After looking at the home page, I clicked on the For Librarians tab. The Librarians page notes that librarians are known to protect patron privacy and to seek out high quality information for patron use. There are some interesting word choices and phrases on the Librarians page. For one, the text states that publishers and librarians “benefit from working together to share intelligence.” I also find this ironic, seeing as how contracts with publishers for information access are notorious for being confusing and opaque. The Librarians page also clarifies that SNSI is focused on protecting “legitimate” access to scholarly content. I take this to mean that SNSI will protect publishers and their ability to put their content behind a paywall. I don’t think a paywall is necessarily a bad thing. Content creators should be able to live off of their content creation. Also, it shouldn’t necessarily fall on taxpayers to fund research. Someone has to pay for it, and sometimes it makes sense for the user to make that payment. However, there should be avenues for everyone, regardless of ability to pay, to access scholarly content.

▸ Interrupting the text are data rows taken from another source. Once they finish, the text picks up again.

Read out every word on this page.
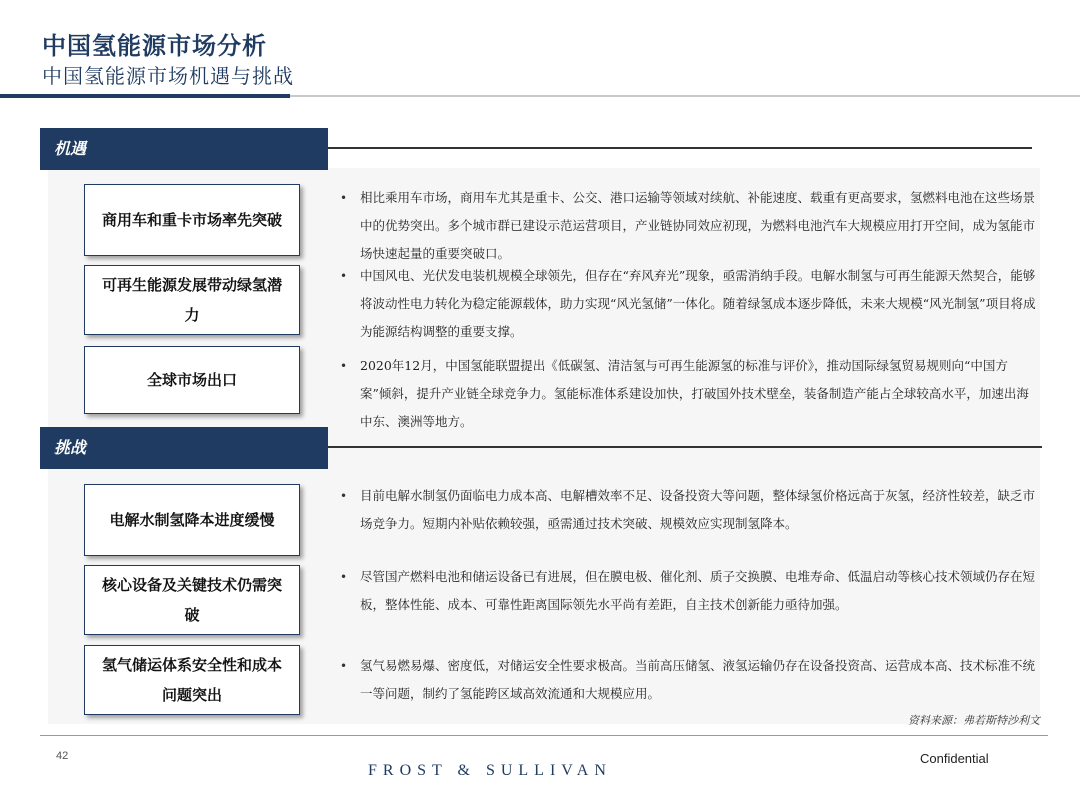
中国氢能源市场分析
中国氢能源市场机遇与挑战
机遇
商用车和重卡市场率先突破
• 相比乘用车市场，商用车尤其是重卡、公交、港口运输等领域对续航、补能速度、载重有更高要求，氢燃料电池在这些场景中的优势突出。多个城市群已建设示范运营项目，产业链协同效应初现，为燃料电池汽车大规模应用打开空间，成为氢能市场快速起量的重要突破口。
可再生能源发展带动绿氢潜力
• 中国风电、光伏发电装机规模全球领先，但存在“弃风弃光”现象，亟需消纳手段。电解水制氢与可再生能源天然契合，能够将波动性电力转化为稳定能源载体，助力实现“风光氢储”一体化。随着绿氢成本逐步降低，未来大规模“风光制氢”项目将成为能源结构调整的重要支撑。
全球市场出口
• 2020年12月，中国氢能联盟提出《低碳氢、清洁氢与可再生能源氢的标准与评价》，推动国际绿氢贸易规则向“中国方案”倾斜，提升产业链全球竞争力。氢能标准体系建设加快，打破国外技术壁垒，装备制造产能占全球较高水平，加速出海中东、澳洲等地方。
挑战
电解水制氢降本进度缓慢
• 目前电解水制氢仍面临电力成本高、电解槽效率不足、设备投资大等问题，整体绿氢价格远高于灰氢，经济性较差，缺乏市场竞争力。短期内补贴依赖较强，亟需通过技术突破、规模效应实现制氢降本。
核心设备及关键技术仍需突破
• 尽管国产燃料电池和储运设备已有进展，但在膜电极、催化剂、质子交换膜、电堆寿命、低温启动等核心技术领域仍存在短板，整体性能、成本、可靠性距离国际领先水平尚有差距，自主技术创新能力亟待加强。
氢气储运体系安全性和成本问题突出
• 氢气易燃易爆、密度低，对储运安全性要求极高。当前高压储氢、液氢运输仍存在设备投资高、运营成本高、技术标准不统一等问题，制约了氢能跨区域高效流通和大规模应用。
资料来源：弗若斯特沙利文
42
FROST & SULLIVAN
Confidential
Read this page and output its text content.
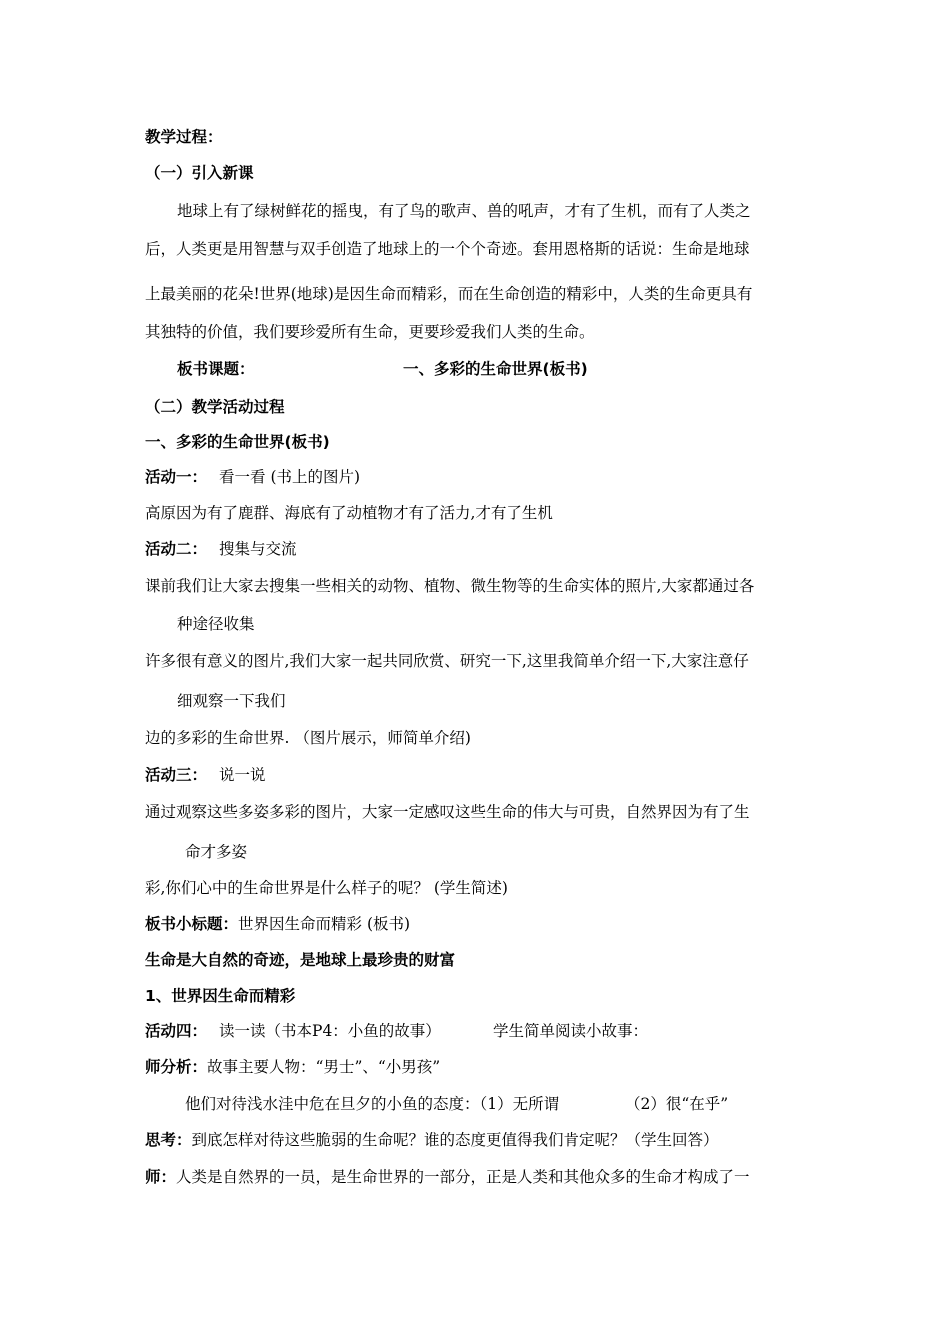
教学过程：
（一）引入新课
地球上有了绿树鲜花的摇曳，有了鸟的歌声、兽的吼声，才有了生机，而有了人类之
后，人类更是用智慧与双手创造了地球上的一个个奇迹。套用恩格斯的话说：生命是地球
上最美丽的花朵!世界(地球)是因生命而精彩，而在生命创造的精彩中，人类的生命更具有
其独特的价值，我们要珍爱所有生命，更要珍爱我们人类的生命。
板书课题：	一、多彩的生命世界(板书)
（二）教学活动过程
一、多彩的生命世界(板书)
活动一： 看一看 (书上的图片)
高原因为有了鹿群、海底有了动植物才有了活力,才有了生机
活动二： 搜集与交流
课前我们让大家去搜集一些相关的动物、植物、微生物等的生命实体的照片,大家都通过各
种途径收集
许多很有意义的图片,我们大家一起共同欣赏、研究一下,这里我简单介绍一下,大家注意仔
细观察一下我们
边的多彩的生命世界. （图片展示，师简单介绍)
活动三： 说一说
通过观察这些多姿多彩的图片，大家一定感叹这些生命的伟大与可贵，自然界因为有了生
命才多姿
彩,你们心中的生命世界是什么样子的呢？ (学生简述)
板书小标题：世界因生命而精彩 (板书)
生命是大自然的奇迹，是地球上最珍贵的财富
1、世界因生命而精彩
活动四： 读一读（书本P4：小鱼的故事）	学生简单阅读小故事：
师分析：故事主要人物：“男士”、“小男孩”
他们对待浅水洼中危在旦夕的小鱼的态度：（1）无所谓	（2）很“在乎”
思考：到底怎样对待这些脆弱的生命呢？谁的态度更值得我们肯定呢？（学生回答）
师：人类是自然界的一员，是生命世界的一部分，正是人类和其他众多的生命才构成了一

The Librarians page concludes with a graphic showing an SNSI gear in the middle of 5 “topics:” Educate, Support, Join, Follow, and Spread the Word. I’ll note some interesting things from that graphic. In the Educate section, the graphic encourages people to read up on the topic at The Scholarly Kitchen, which is a .org and is not behind a paywall. Seemingly, SNSI wants people to be able to access information for free, unless it is information that their member publishers hold the rights to. Also in the Educate section, the graphic mentions a partnership with OCLC to block “illegal” access to licensed content. The Support section seems to be about publishers supporting libraries’ good-faith efforts and vice versa. In the Spread the Word section, the graphic mentioned how cyber security is tied to user privacy and that library systems routinely store tremendous amounts of user data. This is an accurate statement, especially in the academic library realm. However, my first thought is that instead of organizing and paying for cyber security, why couldn’t a library store less data? Is the data being stored truly necessary? Is it worth the trouble? Is it being used for control? These questions can help administrators determine if keeping data makes sense in context. Looking at the graphic as a whole, almost a quarter of the talking points in the graphic specifically mention Sci-Hub and how to neutralize it, including treating Sci-Hub “as a persistent threat to your institutional network security.”

I didn’t have a chance to document every aspect of SNSI’s website in this blog post, but what I did see is not necessarily promising. It seems like an effort to fix symptoms of a problem that only really exists for publishers. Additionally, these “symptoms” might be inevitable consequences of an open access world.